L’unico modo per raccontare la storia di Reggie è immergersi nella sua fantasia, che al cinema vuol dire una cosa sola: musical. Con un protagonista strepitoso che canta da paura

Bryce Dallas Howard, Gemma Jones, Taron Egerton e Jamie Bell in 'Rocketman'

Rocketman non è solo il film che Elton John ha sempre voluto girare su se stesso, ma è anche il film che abbiamo sempre voluto vedere su Elton John. E naturalmente ha pochissimo a che fare con un biopic classico: l’unico modo per raccontare la storia di Elton è immergersi nella sua fantasia e lasciare che il confine tra realtà e immaginazione diventi sempre più labile. Tradotto in un genere cinematografico, significa una cosa sola: musical. Con contorno di costumi incredibili, coreografie elaborate e momenti di realismo magico. Non vi stupite se vedrete Elton volare sopra al suo pianoforte.

Questo però non toglie nulla al fattore verità del film. Alcuni studios volevano ridurre le scene più esplicite, per evitare il divieto ai minori di 13 anni. “Ma io non ho vissuto una vita adatta ai ragazzini”, ha tuonato Elton. Applausi.

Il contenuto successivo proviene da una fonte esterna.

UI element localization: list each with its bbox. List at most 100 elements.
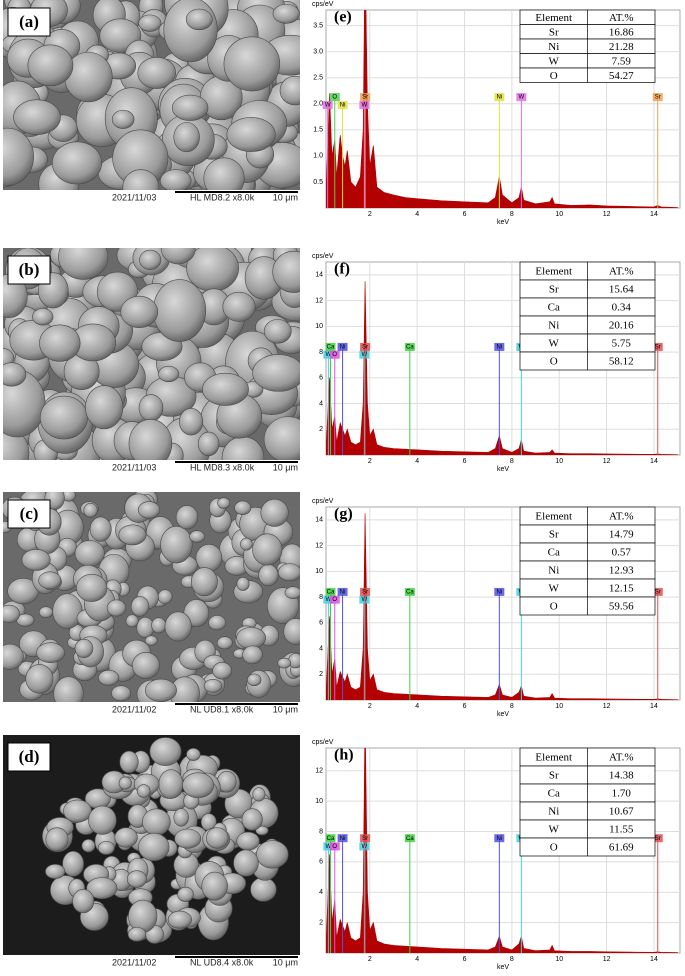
table-cell: AT.%: [609, 266, 634, 278]
grain: [21, 549, 51, 571]
y-tick-label: 2: [319, 671, 323, 678]
element-tag: [494, 834, 505, 843]
grain: [186, 748, 201, 761]
x-tick-label: 8: [510, 458, 514, 465]
element-tag: [652, 587, 663, 596]
element-tag: [360, 342, 371, 351]
element-tag: [329, 842, 340, 851]
grain: [62, 850, 85, 877]
grain: [76, 573, 108, 602]
grain: [144, 635, 158, 646]
y-tick-label: 12: [315, 768, 323, 775]
table-cell: W: [549, 55, 560, 67]
grain: [25, 664, 54, 694]
element-tag-label: Ni: [340, 836, 346, 842]
table-cell: AT.%: [609, 511, 634, 523]
grain: [277, 563, 300, 582]
element-tag: [323, 842, 334, 851]
grain: [177, 886, 194, 902]
grain: [136, 784, 151, 798]
table-cell: Ca: [548, 547, 560, 559]
grain: [151, 617, 167, 634]
grain: [52, 593, 83, 629]
grain: [222, 291, 256, 322]
x-tick-label: 12: [603, 458, 611, 465]
grain: [216, 636, 233, 650]
table-cell: 0.57: [612, 547, 632, 559]
x-tick-label: 4: [415, 703, 419, 710]
grain: [86, 877, 118, 900]
grain: [88, 805, 117, 835]
grain: [137, 57, 177, 89]
grain: [81, 839, 96, 853]
grain: [203, 678, 223, 693]
grain: [118, 776, 132, 790]
grain: [39, 395, 88, 440]
table-cell: Element: [535, 266, 572, 278]
x-tick-label: 10: [555, 703, 563, 710]
table-cell: 10.67: [609, 806, 634, 818]
grain: [45, 827, 69, 852]
table-cell: 61.69: [609, 842, 634, 854]
grain: [114, 827, 138, 848]
grain: [138, 832, 170, 862]
element-tag-label: Ni: [496, 95, 502, 101]
x-tick-label: 6: [463, 211, 467, 218]
table-cell: 7.59: [612, 55, 632, 67]
element-tag-label: W: [325, 103, 331, 109]
y-axis-label: cps/eV: [312, 739, 334, 746]
grain: [45, 864, 66, 879]
element-tag-label: Ni: [340, 589, 346, 595]
element-tag-label: Sr: [655, 589, 661, 595]
panel-label-box: [7, 255, 51, 285]
grain: [179, 408, 204, 436]
grain: [189, 530, 205, 543]
grain: [260, 498, 289, 527]
grain: [3, 362, 27, 387]
grain: [53, 676, 84, 702]
table-cell: 15.64: [609, 284, 634, 296]
grain: [240, 537, 253, 551]
grain: [258, 564, 279, 587]
y-tick-label: 4: [319, 889, 323, 896]
table-cell: AT.%: [609, 12, 634, 24]
element-tag: [325, 834, 336, 843]
grain: [128, 899, 158, 933]
grain: [72, 889, 95, 914]
panel-label: (h): [334, 747, 354, 764]
element-tag-label: Ni: [496, 589, 502, 595]
grain: [138, 14, 162, 32]
panel-label: (a): [19, 12, 39, 31]
table-cell: Sr: [549, 284, 559, 296]
element-tag: [404, 342, 415, 351]
element-tag: [359, 350, 370, 359]
sem-date: 2021/11/02: [112, 704, 156, 714]
grain: [250, 877, 277, 902]
element-tag-label: W: [326, 597, 332, 603]
x-tick-label: 8: [510, 703, 514, 710]
grain: [157, 589, 173, 605]
element-tag: [652, 93, 663, 102]
y-tick-label: 2.5: [313, 75, 323, 82]
grain: [74, 638, 94, 658]
grain: [279, 75, 300, 106]
element-tag-label: Ca: [406, 344, 414, 350]
grain: [83, 503, 98, 518]
x-axis-label: keV: [497, 964, 509, 971]
grain: [131, 651, 160, 679]
y-axis-label: cps/eV: [312, 253, 334, 260]
element-tag-label: W: [326, 844, 332, 850]
grain: [247, 673, 262, 687]
grain: [27, 44, 74, 87]
grain: [98, 669, 120, 686]
y-tick-label: 8: [319, 594, 323, 601]
element-tag-label: Ni: [496, 344, 502, 350]
table-cell: Sr: [549, 529, 559, 541]
y-tick-label: 12: [315, 297, 323, 304]
sem-image: [3, 0, 300, 190]
table-cell: 54.27: [609, 70, 634, 82]
spectrum: [326, 748, 678, 953]
element-tag: [337, 101, 348, 110]
y-tick-label: 6: [319, 620, 323, 627]
grain: [203, 157, 245, 190]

E infatti Rocketman, a differenza di Bohemian Rhapsody, non ci pensa nemmeno a edulcorare o smussare: c’è il sesso (con il suo primo manager, interpretato da Richard Madden, in una sequenza degna di Brokeback Mountain) ci sono le pillole e le sniffate di cocaina, anche il tentativo di suicidio. Insomma, Rocketman va drittissimo anche sui tormenti che hanno accompagnato la trasformazione del timido pianista prodigio Reginald Dwight nella super star internazionale, che oggi sta girando il mondo con il suo tour d’addio dopo 50 anni di carriera.

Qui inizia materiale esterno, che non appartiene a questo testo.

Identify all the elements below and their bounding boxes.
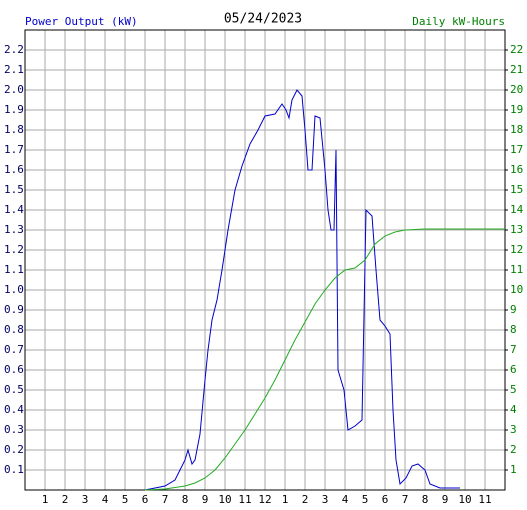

Rocketman | Trailer Ufficiale HD | Paramount Pictures 2019

Ma più della parte pruriginosa del film, vi rimarranno negli occhi (e nelle orecchie) l’assoluta originalità dell’operazione e la STRE-PI-TO-SA performance di Targon Egerton. Mr. Kingsman non è solo nato per impersonare Elton John, ma è venuto al mondo pure per cantare i suoi brani. Se Rami Malek ha vinto l’Oscar come miglior attore per il suo lavoro su Freddie Mercury, Egerton di statuette dovrebbe riceverne almeno un paio perché, oltre a essere attore dotatissimo con un’energia straripante e una sensibilità rara, canta da paura. Academy, facci un pensierino.

Rocketman parte come una confessione in rehab: Egerton/John si presenta alla seduta di gruppo con un costume da diavolo super glamour e, mentre il racconto a flashback va avanti, si spoglia di qualcosa, affrontando i suoi demoni e rimanendo – alla fine – semplicemente se stesso.

Al centro di tutto c’è la ricerca di approvazione, di amore: Elton bambino, che è un fenomeno del pianoforte, ma non riceve affetto né dalla madre (Bryce Dallas Howard) né dal padre. Elton giovanissimo, che cerca il suo posto nel mondo e lo trova accanto a Bernie Taupin (bravo Jamie Bell), il suo paroliere, con cui nascerà un’amicizia fraterna inossidabile. Vi verranno le lacrime agli occhi nella scena in cui Elton musica uno dei testi di Bernie che si chiama Your Song. Il resto è storia della musica.

Prima il debutto live al Troubadour, dove si esibisce in Crocodile Rock levitando in aria insieme al pubblico (fighissimo), poi la scalata alle classifiche, gli alti e i bassi del successo e, di pari passo la vita privata con la scoperta di essere omosessuale e la sensazione di essere solo al mondo, che Elton cura con massicce dosi di lustrini e droghe. Dexter Fletcher (sì, quello di Bohemian) non confina al palco i momenti musicali, ma li cuce nelle pieghe della vita di Elton. Ad esempio quando il cantante allontana momentaneamente Bernie, parte Goodbye Yellow Brick Road. E nel film Egerton si misura con molti dei pezzi iconici di John come Saturday Night’s Alright for Fighting, Pinball Wizard, Rocketman, Tiny Dancer, Bennie and the Jets, Don’t Let the Sun Go Down on Me e Sorry Seems to Be the Hardest Word. Il film finisce dove è iniziato, in rehab, letteralmente “looking like a true survivor, feeling like a little kid”, con un pizzico di moralismo e lo spottone su quant’è bravo, quant’è buono, quant’è bello Elton. È evidente che John e il marito (nonché attuale manager) David Furnish hanno avuto una grossa parte nel film, ma va bene così. Perché quando parte I’m Still Standing è un’esplosione di gioia pura.